Naomi Long made the warning about the system, which is already criticised in terms of the length of time it takes for cases to complete, during question time in the Stormont Assembly.

Last August, the department of justice figures indicated a 206-day average in 2022-23 terms of the time for a case to be dealt with at all courts. For the Crown Court this average time increased to 561 days, while there was a backlog across the system from the coronavirus pandemic.

Departments were handed their budget allocations last month as Finance Minister Caoimhe Archibald said none would receive the level of funding it has bid for due to demand outstripping what was available to allocate.

Stormont Justice Minister Naomi Long (Liam McBurney/PA)
Stormont Justice Minister Naomi Long (Liam McBurney/PA)

Ms Long’s department has responsibility for policing, courts and prisons.

She told MLAs on Monday that there had been “no recognition” of the 35% increase in prisoner numbers in the last three years, police officer numbers being at an all-time low, a 30% increase in legal aid costs and backlogs in the courts.

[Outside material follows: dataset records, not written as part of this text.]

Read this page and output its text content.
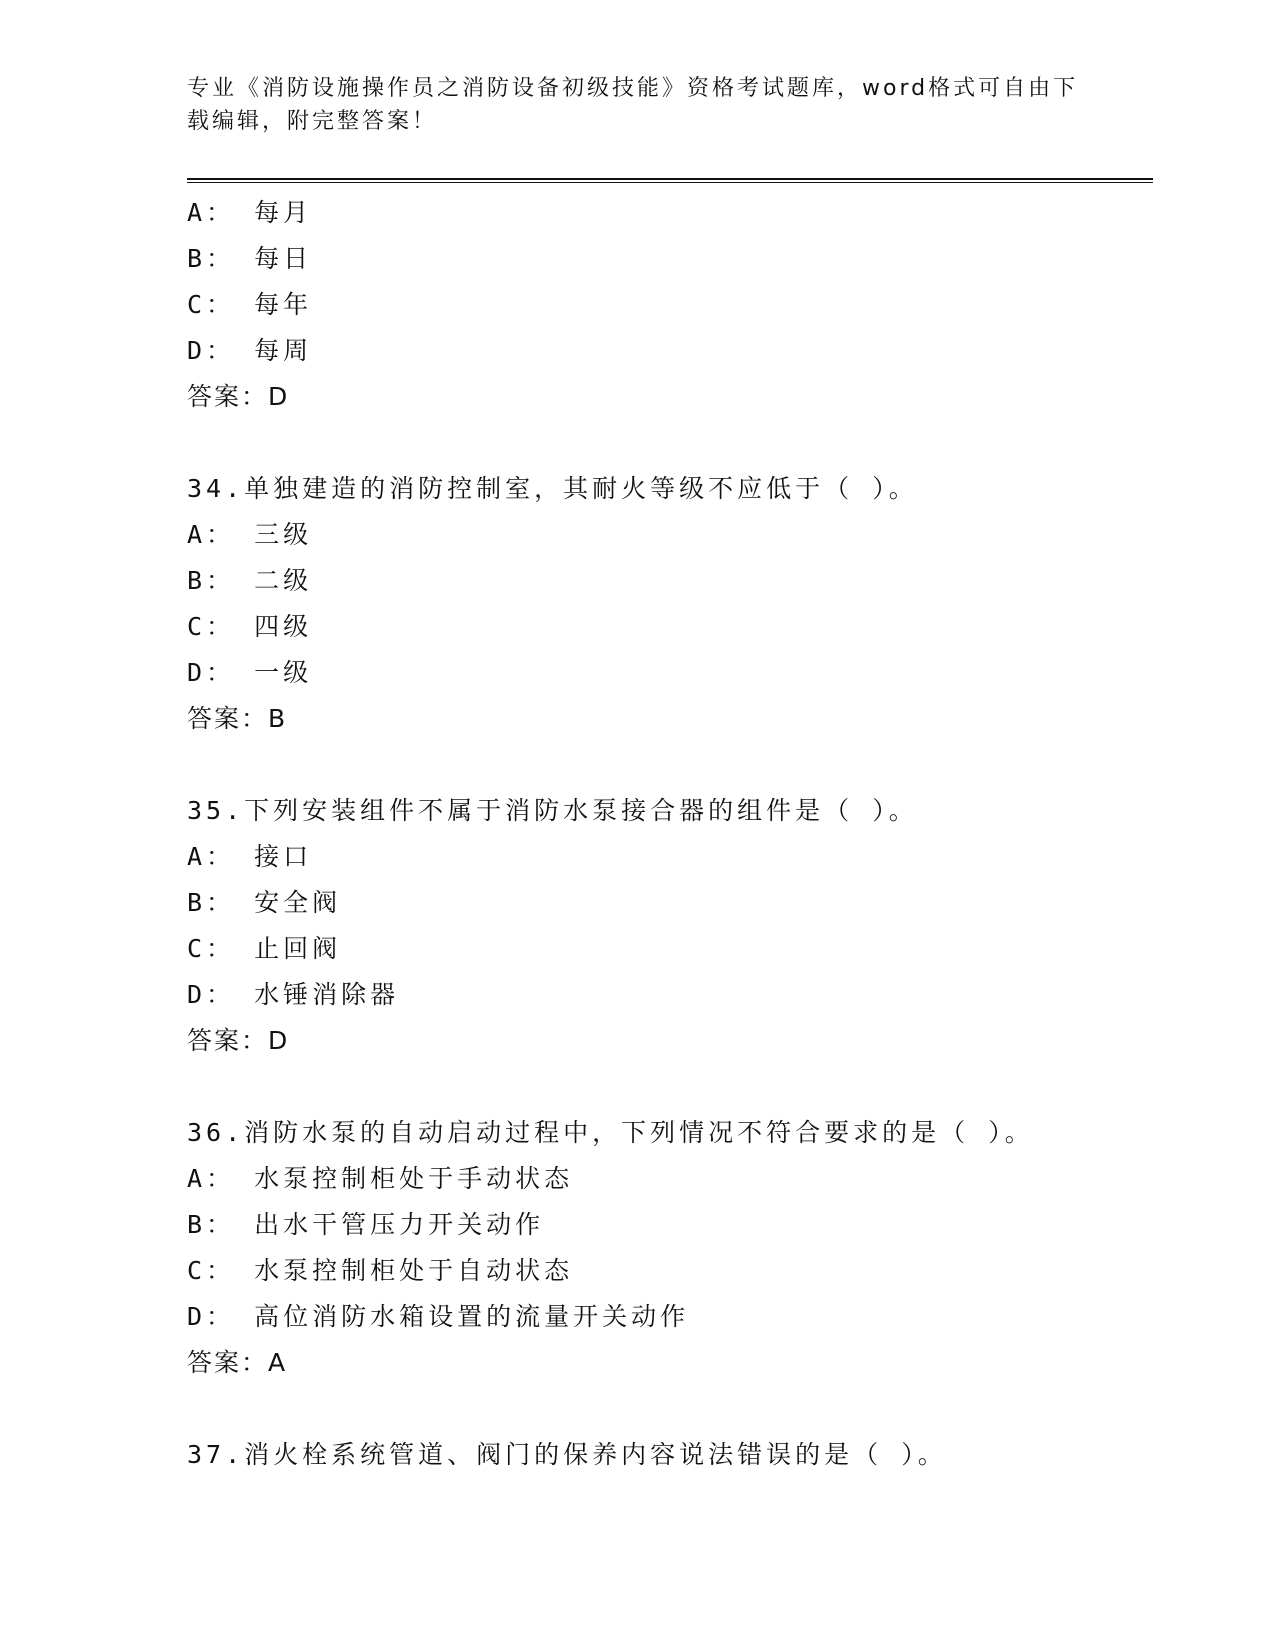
专业《消防设施操作员之消防设备初级技能》资格考试题库，word格式可自由下
载编辑，附完整答案！
A： 每月
B： 每日
C： 每年
D： 每周
答案：D
34.单独建造的消防控制室，其耐火等级不应低于（ ）。
A： 三级
B： 二级
C： 四级
D： 一级
答案：B
35.下列安装组件不属于消防水泵接合器的组件是（ ）。
A： 接口
B： 安全阀
C： 止回阀
D： 水锤消除器
答案：D
36.消防水泵的自动启动过程中，下列情况不符合要求的是（ ）。
A： 水泵控制柜处于手动状态
B： 出水干管压力开关动作
C： 水泵控制柜处于自动状态
D： 高位消防水箱设置的流量开关动作
答案：A
37.消火栓系统管道、阀门的保养内容说法错误的是（ ）。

Ms Long said her department is also contending with inflationary cost rises as well as the cost of delivering pay awards to workers.

“I’m very conscious of the limited funding that the executive had available to allocate, however, whilst the additional £95 million of funding is welcome, it still leaves my department facing pressures of £351 million in 2024/25.

It will inevitably result in the slowing down of the justice system and whilst that is regrettable and damaging to our citizens, it is unavoidable given the scale of financial pressures
Naomi Long, Justice Minister

“The severity of the financial position for justice is exacerbated by the compound effects of historic underfunding compared to need for Northern Ireland and the demand layered structure of the majority of services delivered by justice organisations.”

Ms Long said there is a question around whether the pressures can be managed.

“Difficult decisions on prioritisation and service provision will be required as the department will have to manage these pressures in order to live within the budget allocation,” she said.

“Given the challenging budgetary position, there will inevitably be a detrimental impact on the ability to continue to fund all the services we currently deliver,” she said.

“It will inevitably result in the slowing down of the justice system and whilst that is regrettable and damaging to our citizens, it is unavoidable given the scale of financial pressures.

“However, more concerning, it will without doubt increase the risk of a catastrophic failure of the system, compromising our ability to preserve life, protect the public and keep people safe, and it is around that that I am making my priorities.”